La porte s'ouvre et Catherine pénètre à l'intérieur avant de la refermer sans faire de bruit. Rien n'a changé depuis hier. Elle s'engage dans le couloir et se rend dans la chambre conjugale, où Marc l'attend. A mesure qu'elle avance, des flashs lui martèlent le crâne. Une bouteille de champagne servie au coin du lit, une ambiance tamisée, des photos de famille retournées, comme si ce qui allait se passer devait rester secret, des draps satinés... La porte de la chambre est close. La voix de Marc, apaisante et enivrante, la caresse de ses doigts sur sa jambe, son souffle brûlant sur sa nuque... Catherine réajuste la lanière de son sac sur son épaule et ouvre la porte. Les hurlements rageurs de Marc alors qu'elle se dérobe, la chaleur de ses doigts imprimée sur sa chair meurtrie, son souffle rauque et bestial. Catherine entre dans la pièce. Les draps déchirés, des morceaux de verre brisé, une bouteille de champagne qui devient une arme providentielle face à un homme qui a perdu toute son humanité et qui a besoin qu'on lui remette les idées en place...

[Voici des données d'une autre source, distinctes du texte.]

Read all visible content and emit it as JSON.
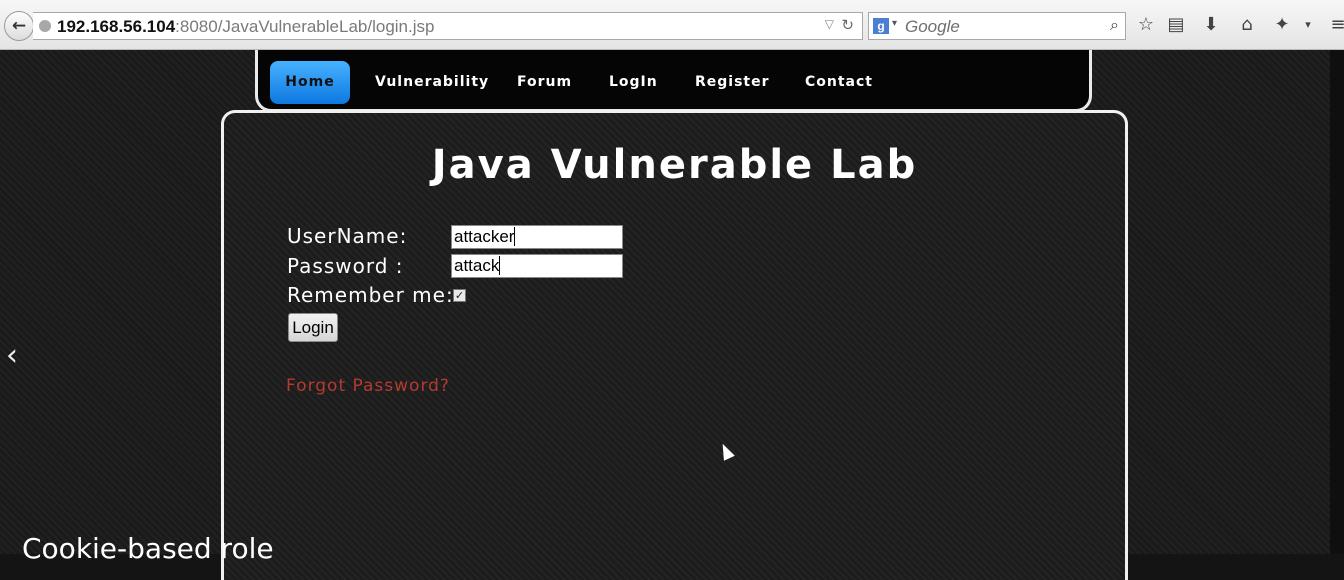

Le corps de Marc gît sur le lit. Une tâche rouge sombre imprègne les draps sous sa tête immobile. Son regard froid et inerte est posé sur la bouteille de champagne ensanglantée. Lentement, Catherine pose son sac et sort méticuleusement ce qui va lui permettre de faire disparaître le corps et toutes les traces de son passage.